Documento 127 Carlo Coccioli
Prefazione di Elena Loewenthal
Erasmo Euro 18
Un libro difficile da collocare nella letteratura italiana del secondo dopoguerra, e forse da lasciare, provvisoriamente, fuori dallo scaffale. Documento 127 di Carlo Coccioli, ora riproposto dalle edizioni Erasmo, contiene il racconto autobiografico di una “drammatica scoperta dell’Eterno Uno”.

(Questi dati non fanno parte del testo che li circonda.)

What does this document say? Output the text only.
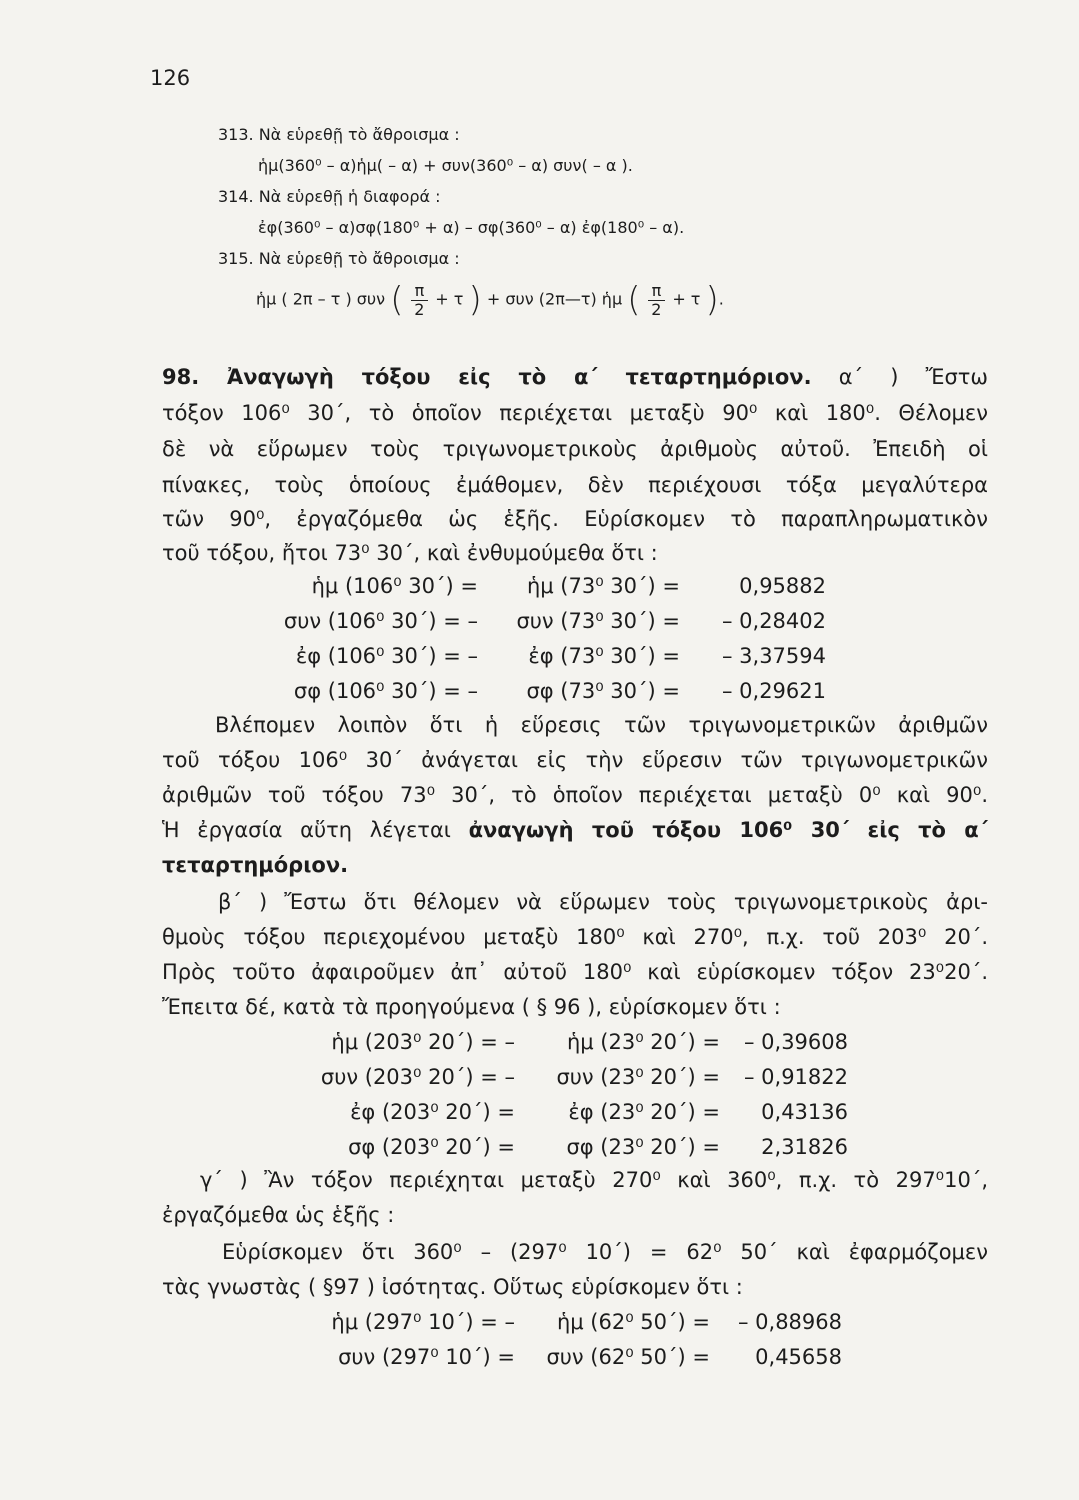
126
313. Νὰ εὑρεθῇ τὸ ἄθροισμα :
ἡμ(360⁰ – α)ἡμ( – α) + συν(360⁰ – α) συν( – α ).
314. Νὰ εὑρεθῇ ἡ διαφορά :
ἐφ(360⁰ – α)σφ(180⁰ + α) – σφ(360⁰ – α) ἐφ(180⁰ – α).
315. Νὰ εὑρεθῇ τὸ ἄθροισμα :
ἡμ ( 2π – τ ) συν ( $\frac{\pi}{2} + \tau$ ) + συν (2π—τ) ἡμ ( $\frac{\pi}{2} + \tau$ ).
98. Ἀναγωγὴ τόξου εἰς τὸ α΄ τεταρτημόριον. α΄ ) Ἔστω
τόξον 106⁰ 30΄, τὸ ὁποῖον περιέχεται μεταξὺ 90⁰ καὶ 180⁰. Θέλομεν
δὲ νὰ εὕρωμεν τοὺς τριγωνομετρικοὺς ἀριθμοὺς αὐτοῦ. Ἐπειδὴ οἱ
πίνακες, τοὺς ὁποίους ἐμάθομεν, δὲν περιέχουσι τόξα μεγαλύτερα
τῶν 90⁰, ἐργαζόμεθα ὡς ἑξῆς. Εὑρίσκομεν τὸ παραπληρωματικὸν
τοῦ τόξου, ἤτοι 73⁰ 30΄, καὶ ἐνθυμούμεθα ὅτι :
ἡμ (106⁰ 30΄) = ἡμ (73⁰ 30΄) =	0,95882
συν (106⁰ 30΄) = – συν (73⁰ 30΄) = – 0,28402
ἐφ (106⁰ 30΄) = – ἐφ (73⁰ 30΄) = – 3,37594
σφ (106⁰ 30΄) = – σφ (73⁰ 30΄) = – 0,29621
Βλέπομεν λοιπὸν ὅτι ἡ εὕρεσις τῶν τριγωνομετρικῶν ἀριθμῶν
τοῦ τόξου 106⁰ 30΄ ἀνάγεται εἰς τὴν εὕρεσιν τῶν τριγωνομετρικῶν
ἀριθμῶν τοῦ τόξου 73⁰ 30΄, τὸ ὁποῖον περιέχεται μεταξὺ 0⁰ καὶ 90⁰.
Ἡ ἐργασία αὕτη λέγεται ἀναγωγὴ τοῦ τόξου 106⁰ 30΄ εἰς τὸ α΄
τεταρτημόριον.
β΄ ) Ἔστω ὅτι θέλομεν νὰ εὕρωμεν τοὺς τριγωνομετρικοὺς ἀρι-
θμοὺς τόξου περιεχομένου μεταξὺ 180⁰ καὶ 270⁰, π.χ. τοῦ 203⁰ 20΄.
Πρὸς τοῦτο ἀφαιροῦμεν ἀπ᾿ αὐτοῦ 180⁰ καὶ εὑρίσκομεν τόξον 23⁰20΄.
Ἔπειτα δέ, κατὰ τὰ προηγούμενα ( § 96 ), εὑρίσκομεν ὅτι :
ἡμ (203⁰ 20΄) = – ἡμ (23⁰ 20΄) = – 0,39608
συν (203⁰ 20΄) = – συν (23⁰ 20΄) = – 0,91822
ἐφ (203⁰ 20΄) =	ἐφ (23⁰ 20΄) = 0,43136
σφ (203⁰ 20΄) = σφ (23⁰ 20΄) = 2,31826
γ΄ ) Ἂν τόξον περιέχηται μεταξὺ 270⁰ καὶ 360⁰, π.χ. τὸ 297⁰10΄,
ἐργαζόμεθα ὡς ἑξῆς :
Εὑρίσκομεν ὅτι 360⁰ – (297⁰ 10΄) = 62⁰ 50΄ καὶ ἐφαρμόζομεν
τὰς γνωστὰς ( §97 ) ἰσότητας. Οὕτως εὑρίσκομεν ὅτι :
ἡμ (297⁰ 10΄) = – ἡμ (62⁰ 50΄) = – 0,88968
συν (297⁰ 10΄) = συν (62⁰ 50΄) = 0,45658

Acerrimo irregolare, Coccioli nacque a Livorno nel 1920, e trascorse gran parte della sua vita all’estero, fino alla morte in Messico nel 2003. L’Italia fu per lui un luogo da cui fuggire appena possibile, ma anche fonte inesauribile di stupore e struggimento, sempre guardata in tralice, amata e odiata. Scrittore dalla prosa diseguale e incalzante, arrivò al successo e allo scandalo nel 1952, con Fabrizio Lupo, pubblicato in francese, in cui il protagonista è lacerato tra la propria omosessualità e il fervente cattolicesimo di cui pure si sente pervaso. In seguito a questo precocissimo outing, Coccioli lasciò il cattolicesimo e si avvicinò progressivamente all’ebraismo.

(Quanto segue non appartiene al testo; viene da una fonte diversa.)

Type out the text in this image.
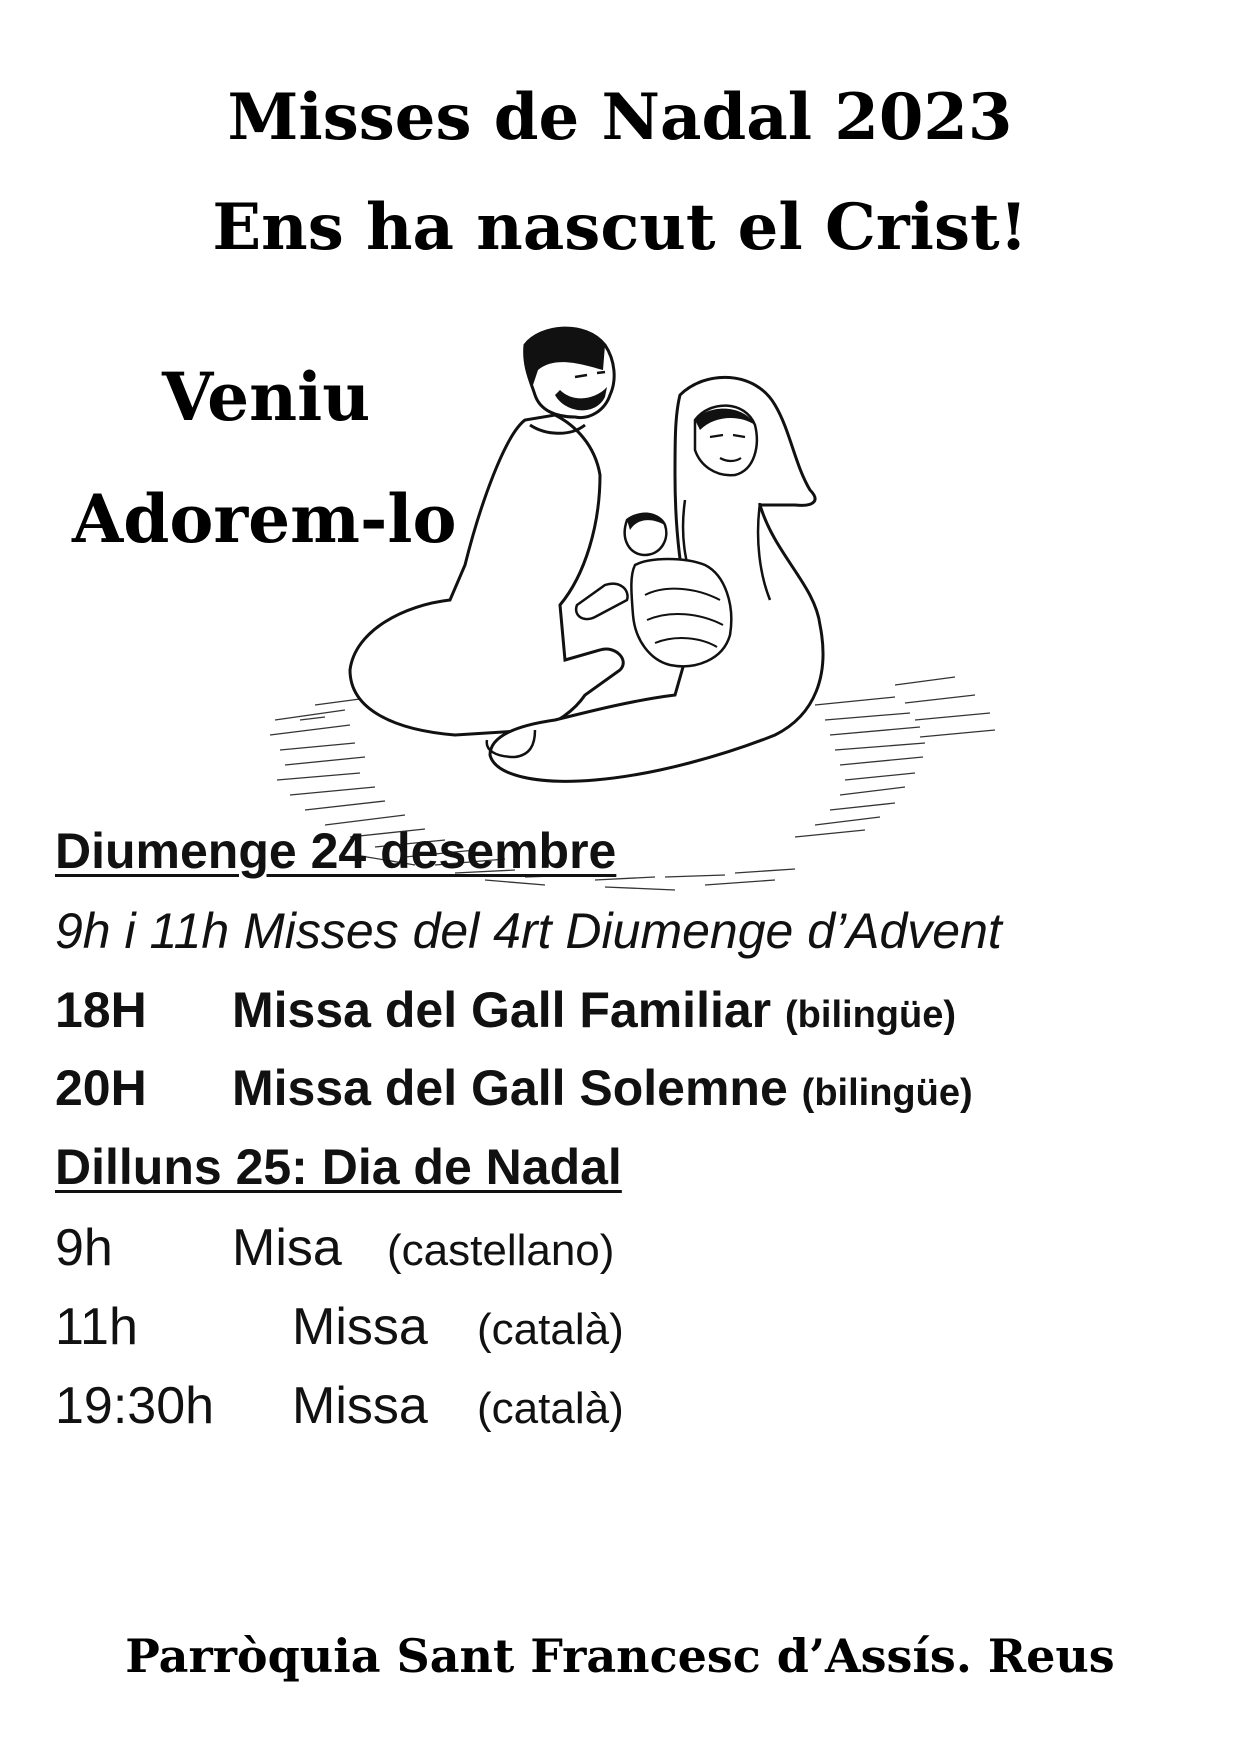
Misses de Nadal 2023
Ens ha nascut el Crist!
Veniu
Adorem-lo
Diumenge 24 desembre
9h i 11h Misses del 4rt Diumenge d’Advent
18H Missa del Gall Familiar (bilingüe)
20H Missa del Gall Solemne (bilingüe)
Dilluns 25: Dia de Nadal
9h Misa (castellano)
11h	Missa (català)
19:30h Missa (català)
Parròquia Sant Francesc d’Assís. Reus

Il giudaismo di Coccioli è in parte un cammino a ritroso nell’infanzia, sotto il segno della bisnonna livornina Emma Fernandez, “che portava al collo la catenina d’oro con la medaglietta della Madonna di Montenero ma non aveva mai cessato di essere e di considerarsi ebrea”.
Un’ibridazione tra sentimenti e culture di cui Documento 127 non è che un frutto tardivo.
Nell’universo sottosopra di Coccioli, l’ebraismo fa da controcanto a una normalità soffocante. E’ un tortuoso itinerarium ad Deum, a un tempo emotivo e razionale. I passi più belli sono quelli in cui la tensione polemica si scioglie in apologo. In qualche punto, il volume è inevitabilmente datato, come nelle pagine, piuttosto retoriche, sull’entusiasmo sollevato dalla vittoria israeliana nella guerra dei sei giorni. In altri luoghi, più desolantemente spaesati, a Coccioli basta rifugiarsi in un villaggio sperduto, per sentirsi vicinissima la Shekinah, la Divina Presenza, che per un attimo lo libera dall’esilio, “in cui non scorgo nemmeno un albero ai cui rami appendere la mia cetra”.